In order to study the structure-activity relationships of L-(2S,4S)- and L-(2S,4R)-dioxolanyl nucleoside as potential anti-HIV agents, various enantiomerically pure L-(2S,4S)- and (2S,4R)-dioxolanylpyrimidine and -purine nucleosides have been synthesized and evaluated against HIV-1 in human peripheral blood mononuclear (PBM) cells. The enantiomerically pure key intermediate 8 has been synthesized in six steps from 1,6-anhydro-beta-L-gulose (2), and compound 8 was condensed with 5-substituted pyrimidines, 6-chloropurine, and 2,6-disubstituted purine to obtain various dioxolanylpyrimidine and -purine nucleosides, respectively. Among the compound synthesized, 5-fluorocytosine derivative 29 was found to exhibit the most potent anti-HIV activity (EC50 = 0.0012 microM) although it was toxic (IC50 = 10.0 microM).
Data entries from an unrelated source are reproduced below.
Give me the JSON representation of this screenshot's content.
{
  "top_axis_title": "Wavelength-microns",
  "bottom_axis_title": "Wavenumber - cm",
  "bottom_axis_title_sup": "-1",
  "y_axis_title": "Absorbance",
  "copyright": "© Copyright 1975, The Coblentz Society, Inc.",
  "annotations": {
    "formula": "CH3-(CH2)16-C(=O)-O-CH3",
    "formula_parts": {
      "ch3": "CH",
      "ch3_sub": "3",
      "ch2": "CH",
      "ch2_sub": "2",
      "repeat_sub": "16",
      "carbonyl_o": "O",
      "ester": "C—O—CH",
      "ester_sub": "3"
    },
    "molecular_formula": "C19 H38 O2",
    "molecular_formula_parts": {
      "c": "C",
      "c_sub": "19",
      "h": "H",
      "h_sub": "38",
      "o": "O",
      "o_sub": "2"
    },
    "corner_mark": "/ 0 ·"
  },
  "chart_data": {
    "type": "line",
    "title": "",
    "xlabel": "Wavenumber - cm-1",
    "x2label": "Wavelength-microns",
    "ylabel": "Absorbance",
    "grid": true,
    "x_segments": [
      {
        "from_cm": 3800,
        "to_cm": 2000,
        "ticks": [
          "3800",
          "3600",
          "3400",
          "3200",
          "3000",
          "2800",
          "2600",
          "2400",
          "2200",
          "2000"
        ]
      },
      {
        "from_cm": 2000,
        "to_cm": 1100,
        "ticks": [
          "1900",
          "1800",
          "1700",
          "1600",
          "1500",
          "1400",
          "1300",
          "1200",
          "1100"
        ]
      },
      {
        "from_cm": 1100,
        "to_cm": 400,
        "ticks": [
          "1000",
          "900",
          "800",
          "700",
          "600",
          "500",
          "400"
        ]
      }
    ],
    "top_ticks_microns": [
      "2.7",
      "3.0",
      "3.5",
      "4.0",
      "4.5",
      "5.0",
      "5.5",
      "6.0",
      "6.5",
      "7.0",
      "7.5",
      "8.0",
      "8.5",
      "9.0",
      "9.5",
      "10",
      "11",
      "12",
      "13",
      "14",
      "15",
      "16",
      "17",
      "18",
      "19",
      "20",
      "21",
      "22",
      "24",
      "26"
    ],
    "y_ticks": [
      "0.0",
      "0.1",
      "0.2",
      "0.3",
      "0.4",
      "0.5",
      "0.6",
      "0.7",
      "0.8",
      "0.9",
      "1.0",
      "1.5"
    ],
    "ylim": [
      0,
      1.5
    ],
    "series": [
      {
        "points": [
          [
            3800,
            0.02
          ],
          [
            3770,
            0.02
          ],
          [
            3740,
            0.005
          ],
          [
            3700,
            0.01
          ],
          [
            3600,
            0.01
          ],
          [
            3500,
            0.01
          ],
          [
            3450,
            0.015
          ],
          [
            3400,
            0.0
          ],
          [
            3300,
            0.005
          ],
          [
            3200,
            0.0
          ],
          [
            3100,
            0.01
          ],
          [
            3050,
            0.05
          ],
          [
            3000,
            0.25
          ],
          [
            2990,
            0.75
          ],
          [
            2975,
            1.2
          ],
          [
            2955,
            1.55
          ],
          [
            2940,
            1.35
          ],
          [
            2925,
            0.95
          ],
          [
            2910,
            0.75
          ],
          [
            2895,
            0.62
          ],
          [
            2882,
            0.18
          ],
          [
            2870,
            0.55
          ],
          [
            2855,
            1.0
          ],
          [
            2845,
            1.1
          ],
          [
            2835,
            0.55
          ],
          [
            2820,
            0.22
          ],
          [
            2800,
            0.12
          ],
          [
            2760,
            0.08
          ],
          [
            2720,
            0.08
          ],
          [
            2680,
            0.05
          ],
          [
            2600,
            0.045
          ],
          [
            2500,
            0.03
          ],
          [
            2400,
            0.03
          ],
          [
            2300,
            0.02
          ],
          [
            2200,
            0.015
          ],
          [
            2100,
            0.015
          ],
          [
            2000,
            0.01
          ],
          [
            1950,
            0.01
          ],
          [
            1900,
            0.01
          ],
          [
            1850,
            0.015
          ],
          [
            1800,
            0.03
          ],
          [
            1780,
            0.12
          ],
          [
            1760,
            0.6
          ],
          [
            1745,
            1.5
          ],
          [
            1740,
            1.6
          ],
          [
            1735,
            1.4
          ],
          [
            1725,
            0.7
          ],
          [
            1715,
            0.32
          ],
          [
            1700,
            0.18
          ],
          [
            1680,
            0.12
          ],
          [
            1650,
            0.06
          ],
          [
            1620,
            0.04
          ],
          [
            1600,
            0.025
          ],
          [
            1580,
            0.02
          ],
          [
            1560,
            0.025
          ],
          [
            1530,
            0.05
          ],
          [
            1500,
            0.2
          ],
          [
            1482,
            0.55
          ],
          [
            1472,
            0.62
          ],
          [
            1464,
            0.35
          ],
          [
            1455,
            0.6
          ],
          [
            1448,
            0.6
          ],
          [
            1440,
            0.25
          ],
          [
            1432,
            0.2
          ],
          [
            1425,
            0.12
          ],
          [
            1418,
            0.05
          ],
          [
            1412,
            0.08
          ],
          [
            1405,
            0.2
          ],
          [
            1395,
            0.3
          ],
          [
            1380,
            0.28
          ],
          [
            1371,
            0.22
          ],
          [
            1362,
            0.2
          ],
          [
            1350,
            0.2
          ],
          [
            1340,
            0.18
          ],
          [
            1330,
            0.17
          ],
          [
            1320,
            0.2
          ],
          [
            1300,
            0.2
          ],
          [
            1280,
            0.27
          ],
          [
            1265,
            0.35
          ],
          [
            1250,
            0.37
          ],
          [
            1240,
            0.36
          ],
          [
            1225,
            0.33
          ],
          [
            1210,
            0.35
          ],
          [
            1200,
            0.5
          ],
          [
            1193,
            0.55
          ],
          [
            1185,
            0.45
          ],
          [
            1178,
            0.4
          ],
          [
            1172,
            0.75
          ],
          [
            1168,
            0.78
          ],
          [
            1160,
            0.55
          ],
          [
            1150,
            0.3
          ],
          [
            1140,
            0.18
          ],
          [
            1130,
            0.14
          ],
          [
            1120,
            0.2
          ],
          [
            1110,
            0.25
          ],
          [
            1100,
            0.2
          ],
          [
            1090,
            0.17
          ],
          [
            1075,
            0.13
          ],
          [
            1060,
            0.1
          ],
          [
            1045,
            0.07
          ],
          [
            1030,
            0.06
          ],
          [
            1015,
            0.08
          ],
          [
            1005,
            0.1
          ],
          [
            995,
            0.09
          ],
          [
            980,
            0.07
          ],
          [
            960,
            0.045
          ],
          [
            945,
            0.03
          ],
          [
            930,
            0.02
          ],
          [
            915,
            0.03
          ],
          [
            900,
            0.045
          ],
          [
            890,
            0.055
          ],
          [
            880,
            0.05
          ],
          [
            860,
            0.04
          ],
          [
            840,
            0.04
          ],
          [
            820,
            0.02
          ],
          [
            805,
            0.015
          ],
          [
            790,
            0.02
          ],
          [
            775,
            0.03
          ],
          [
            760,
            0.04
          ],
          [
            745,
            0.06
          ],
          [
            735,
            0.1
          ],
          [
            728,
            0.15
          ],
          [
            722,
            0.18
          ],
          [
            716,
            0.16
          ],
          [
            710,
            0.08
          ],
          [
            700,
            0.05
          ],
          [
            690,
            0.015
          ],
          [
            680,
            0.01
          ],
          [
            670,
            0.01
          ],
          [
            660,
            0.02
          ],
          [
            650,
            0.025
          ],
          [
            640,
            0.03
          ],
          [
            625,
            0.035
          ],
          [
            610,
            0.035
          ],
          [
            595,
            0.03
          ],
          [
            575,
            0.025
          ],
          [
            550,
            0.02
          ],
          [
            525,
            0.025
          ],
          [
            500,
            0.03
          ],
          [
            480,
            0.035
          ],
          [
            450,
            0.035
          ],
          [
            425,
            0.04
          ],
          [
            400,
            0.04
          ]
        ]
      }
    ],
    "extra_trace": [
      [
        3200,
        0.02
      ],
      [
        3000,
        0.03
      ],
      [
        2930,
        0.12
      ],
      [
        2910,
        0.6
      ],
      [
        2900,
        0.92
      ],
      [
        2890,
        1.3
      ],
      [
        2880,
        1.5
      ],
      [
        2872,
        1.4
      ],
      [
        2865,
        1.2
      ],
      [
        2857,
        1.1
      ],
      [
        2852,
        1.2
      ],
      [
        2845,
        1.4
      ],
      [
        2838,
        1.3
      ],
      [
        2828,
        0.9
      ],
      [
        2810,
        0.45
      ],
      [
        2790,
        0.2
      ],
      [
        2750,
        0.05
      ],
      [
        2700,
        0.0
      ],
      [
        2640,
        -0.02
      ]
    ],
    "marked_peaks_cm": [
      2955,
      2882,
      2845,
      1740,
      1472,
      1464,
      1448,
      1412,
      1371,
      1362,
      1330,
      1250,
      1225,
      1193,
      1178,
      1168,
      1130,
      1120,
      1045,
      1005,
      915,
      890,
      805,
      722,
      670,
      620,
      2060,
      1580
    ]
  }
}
The order of anti-HIV potency of pyrimidine analogues was as follows: 5-fluorocytosine (beta-isomer) > cytosine (beta-isomer) > 5-fluorocytosine (alpha-isomer) > 5-iodocytosine (beta-isomer) > cytosine (alpha-isomer) > 5-bromocytosine (beta-isomer) > thymine (beta-isomer) > 5-methylcytosine (alpha-isomer) > 5-iodocytosine (alpha-isomer) > 5-chlorocytosine (beta-isomer). The anti-HIV potency of purine analogues was found to be in the following decreasing order: 2,6-diaminopurine (beta-isomer) > 2-chloroadenine (alpha-isomer) > 2-fluoroadenine (beta-isomer) > adenine (beta-isomer) > 2-amino-6-chloropurine (alpha-isomer) > 2-amino-6-chloropurine (beta-isomer) > guanine (beta-isomer) > 2-fluoroadenine (alpha-isomer) > adenine (alpha-isomer) > 2,6-diaminopurine (alpha-isomer) > N6-methyladenine (beta-isomer). It is interesting to note that the alpha-5-fluorocytosine analogue exhibited an excellent anti-HIV activity (EC50 = 0.063 microM) without cytotoxicity up to 100 microM in PBM cell.